As our gaze reached the far side of the bridge another replica appeared in the statue of Christ which tops the hillside opposite, smaller and less famous than its Rio counterpart.

As we circled back towards Rossio Square we stopped at a small opening underneath some steps alongside Rossio train station.

The cause was an alcoholic tipple by the name of Ginginha, a cherry liqueur, which for a few more cents can be served in a mini chocolate cup that can be devoured after your two shots of the drink. We loved it and if we had the time we would have gone back for more.


The region of Baixa is notable for its grid like street system unlike any other area if Lisbon.

Following an earthquake at 9 am on 1st November 1755 that registered as a nine on the Richter scale and lasted nine minutes (spooky) much of the city was destroyed.

The area of Baixa was rebuilt following the American model and today the area is home to the city's main retail area and it seems to lack the same atmosphere as other regions of Lisbon.

We walked along the Main Street, Rua Augusta where lunch goers sipped lattes in several of the cafes that run through the middle of the pedestrianised road.

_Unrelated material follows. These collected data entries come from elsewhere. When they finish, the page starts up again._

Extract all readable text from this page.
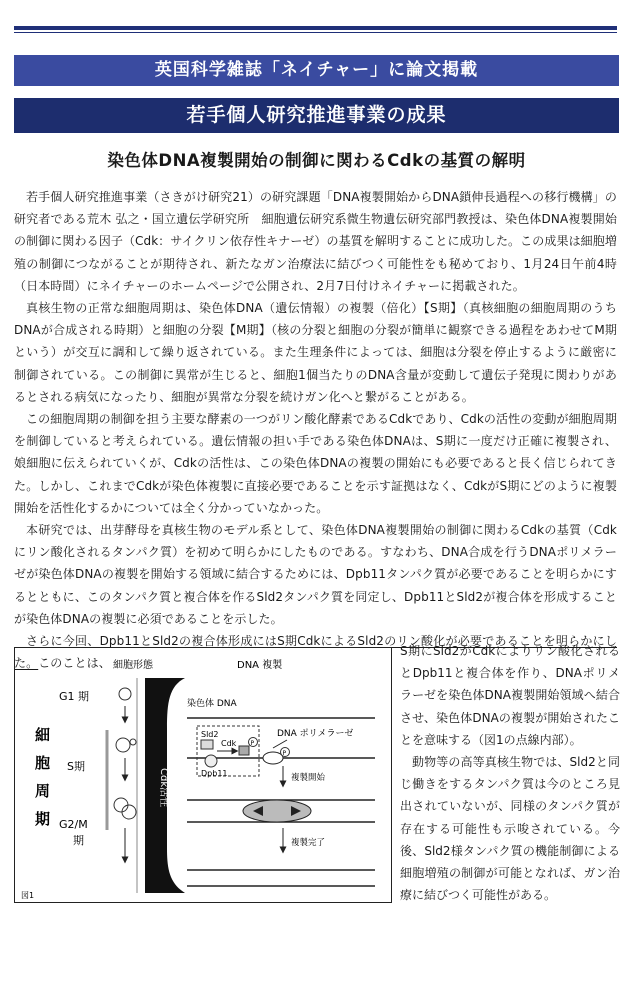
英国科学雑誌「ネイチャー」に論文掲載
若手個人研究推進事業の成果
染色体DNA複製開始の制御に関わるCdkの基質の解明

若手個人研究推進事業（さきがけ研究21）の研究課題「DNA複製開始からDNA鎖伸長過程への移行機構」の研究者である荒木 弘之・国立遺伝学研究所　細胞遺伝研究系微生物遺伝研究部門教授は、染色体DNA複製開始の制御に関わる因子（Cdk：サイクリン依存性キナーゼ）の基質を解明することに成功した。この成果は細胞増殖の制御につながることが期待され、新たなガン治療法に結びつく可能性をも秘めており、1月24日午前4時（日本時間）にネイチャーのホームページで公開され、2月7日付けネイチャーに掲載された。

真核生物の正常な細胞周期は、染色体DNA（遺伝情報）の複製（倍化）【S期】（真核細胞の細胞周期のうちDNAが合成される時期）と細胞の分裂【M期】（核の分裂と細胞の分裂が簡単に観察できる過程をあわせてM期という）が交互に調和して繰り返されている。また生理条件によっては、細胞は分裂を停止するように厳密に制御されている。この制御に異常が生じると、細胞1個当たりのDNA含量が変動して遺伝子発現に関わりがあるとされる病気になったり、細胞が異常な分裂を続けガン化へと繋がることがある。

この細胞周期の制御を担う主要な酵素の一つがリン酸化酵素であるCdkであり、Cdkの活性の変動が細胞周期を制御していると考えられている。遺伝情報の担い手である染色体DNAは、S期に一度だけ正確に複製され、娘細胞に伝えられていくが、Cdkの活性は、この染色体DNAの複製の開始にも必要であると長く信じられてきた。しかし、これまでCdkが染色体複製に直接必要であることを示す証拠はなく、CdkがS期にどのように複製開始を活性化するかについては全く分かっていなかった。

本研究では、出芽酵母を真核生物のモデル系として、染色体DNA複製開始の制御に関わるCdkの基質（Cdkにリン酸化されるタンパク質）を初めて明らかにしたものである。すなわち、DNA合成を行うDNAポリメラーゼが染色体DNAの複製を開始する領域に結合するためには、Dpb11タンパク質が必要であることを明らかにするとともに、このタンパク質と複合体を作るSld2タンパク質を同定し、Dpb11とSld2が複合体を形成することが染色体DNAの複製に必須であることを示した。

さらに今回、Dpb11とSld2の複合体形成にはS期CdkによるSld2のリン酸化が必要であることを明らかにした。このことは、

S期にSld2がCdkによりリン酸化されるとDpb11と複合体を作り、DNAポリメラーゼを染色体DNA複製開始領域へ結合させ、染色体DNAの複製が開始されたことを意味する（図1の点線内部）。

動物等の高等真核生物では、Sld2と同じ働きをするタンパク質は今のところ見出されていないが、同様のタンパク質が存在する可能性も示唆されている。今後、Sld2様タンパク質の機能制御による細胞増殖の制御が可能となれば、ガン治療に結びつく可能性がある。

細胞形態	DNA 複製
細
胞
周
期
G1 期
S期
G2/M
期
Cdk活性
染色体 DNA
Sld2
Cdk P
Dpb11
DNA ポリメラーゼ
P
複製開始
複製完了
図1
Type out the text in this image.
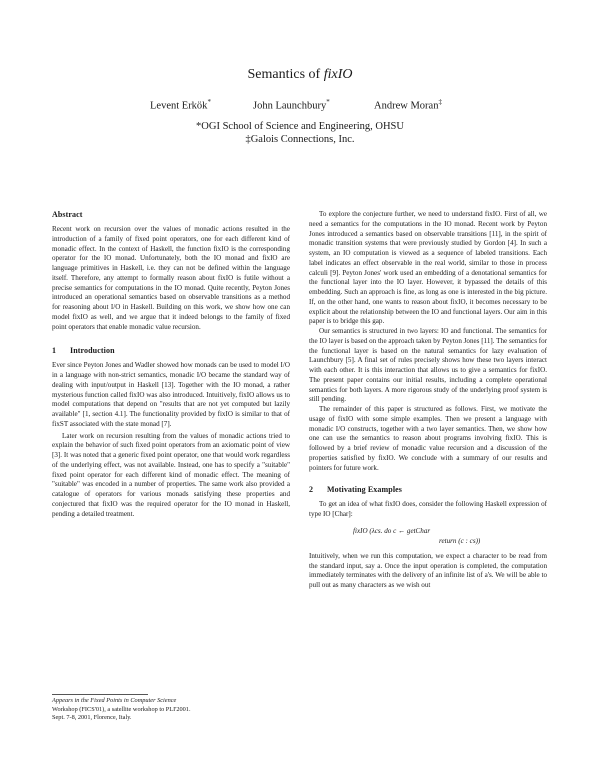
Semantics of fixIO
Levent Erkök*	John Launchbury*	Andrew Moran‡
*OGI School of Science and Engineering, OHSU
‡Galois Connections, Inc.
Abstract

Recent work on recursion over the values of monadic actions resulted in the introduction of a family of fixed point operators, one for each different kind of monadic effect. In the context of Haskell, the function fixIO is the corresponding operator for the IO monad. Unfortunately, both the IO monad and fixIO are language primitives in Haskell, i.e. they can not be defined within the language itself. Therefore, any attempt to formally reason about fixIO is futile without a precise semantics for computations in the IO monad. Quite recently, Peyton Jones introduced an operational semantics based on observable transitions as a method for reasoning about I/O in Haskell. Building on this work, we show how one can model fixIO as well, and we argue that it indeed belongs to the family of fixed point operators that enable monadic value recursion.

1 Introduction

Ever since Peyton Jones and Wadler showed how monads can be used to model I/O in a language with non-strict semantics, monadic I/O became the standard way of dealing with input/output in Haskell [13]. Together with the IO monad, a rather mysterious function called fixIO was also introduced. Intuitively, fixIO allows us to model computations that depend on "results that are not yet computed but lazily available" [1, section 4.1]. The functionality provided by fixIO is similar to that of fixST associated with the state monad [7].

Later work on recursion resulting from the values of monadic actions tried to explain the behavior of such fixed point operators from an axiomatic point of view [3]. It was noted that a generic fixed point operator, one that would work regardless of the underlying effect, was not available. Instead, one has to specify a "suitable" fixed point operator for each different kind of monadic effect. The meaning of "suitable" was encoded in a number of properties. The same work also provided a catalogue of operators for various monads satisfying these properties and conjectured that fixIO was the required operator for the IO monad in Haskell, pending a detailed treatment.

Appears in the Fixed Points in Computer Science
Workshop (FICS'01), a satellite workshop to PLI'2001.
Sept. 7-8, 2001, Florence, Italy.

To explore the conjecture further, we need to understand fixIO. First of all, we need a semantics for the computations in the IO monad. Recent work by Peyton Jones introduced a semantics based on observable transitions [11], in the spirit of monadic transition systems that were previously studied by Gordon [4]. In such a system, an IO computation is viewed as a sequence of labeled transitions. Each label indicates an effect observable in the real world, similar to those in process calculi [9]. Peyton Jones' work used an embedding of a denotational semantics for the functional layer into the IO layer. However, it bypassed the details of this embedding. Such an approach is fine, as long as one is interested in the big picture. If, on the other hand, one wants to reason about fixIO, it becomes necessary to be explicit about the relationship between the IO and functional layers. Our aim in this paper is to bridge this gap.

Our semantics is structured in two layers: IO and functional. The semantics for the IO layer is based on the approach taken by Peyton Jones [11]. The semantics for the functional layer is based on the natural semantics for lazy evaluation of Launchbury [5]. A final set of rules precisely shows how these two layers interact with each other. It is this interaction that allows us to give a semantics for fixIO. The present paper contains our initial results, including a complete operational semantics for both layers. A more rigorous study of the underlying proof system is still pending.

The remainder of this paper is structured as follows. First, we motivate the usage of fixIO with some simple examples. Then we present a language with monadic I/O constructs, together with a two layer semantics. Then, we show how one can use the semantics to reason about programs involving fixIO. This is followed by a brief review of monadic value recursion and a discussion of the properties satisfied by fixIO. We conclude with a summary of our results and pointers for future work.

2 Motivating Examples

To get an idea of what fixIO does, consider the following Haskell expression of type IO [Char]:

fixIO (λcs. do c ← getChar
return (c : cs))

Intuitively, when we run this computation, we expect a character to be read from the standard input, say a. Once the input operation is completed, the computation immediately terminates with the delivery of an infinite list of a's. We will be able to pull out as many characters as we wish out
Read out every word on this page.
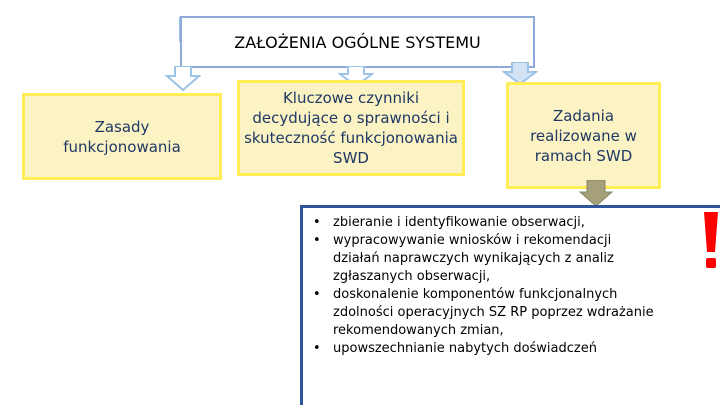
ZAŁOŻENIA OGÓLNE SYSTEMU
Zasady funkcjonowania
Kluczowe czynniki decydujące o sprawności i skuteczność funkcjonowania SWD
Zadania realizowane w ramach SWD
• zbieranie i identyfikowanie obserwacji,
• wypracowywanie wniosków i rekomendacji działań naprawczych wynikających z analiz zgłaszanych obserwacji,
• doskonalenie komponentów funkcjonalnych zdolności operacyjnych SZ RP poprzez wdrażanie rekomendowanych zmian,
• upowszechnianie nabytych doświadczeń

The street concludes in one of Europe's largest squares, Praco do Comercia , where it meets the river. The square was largely empty except for a statue of King Jose I and with that our three hour tour was over.

Wine Tasting - More Freebies in Lisbon

As we said goodbye to Simone, our excellent guide, she pointed out a free wine tasting session in a building off the square. Needless to say we weren't going to pass up the opportunity to try some Portuguese wine and continue our theme of free things to do in Lisbon.

Free Lisbon Walking Tour is operated by Pancho Tours every day from 11am at Rossio Square next to the fountain on the side of the theatre. Tours also run on Friday, Saturday and Sunday at 6pm.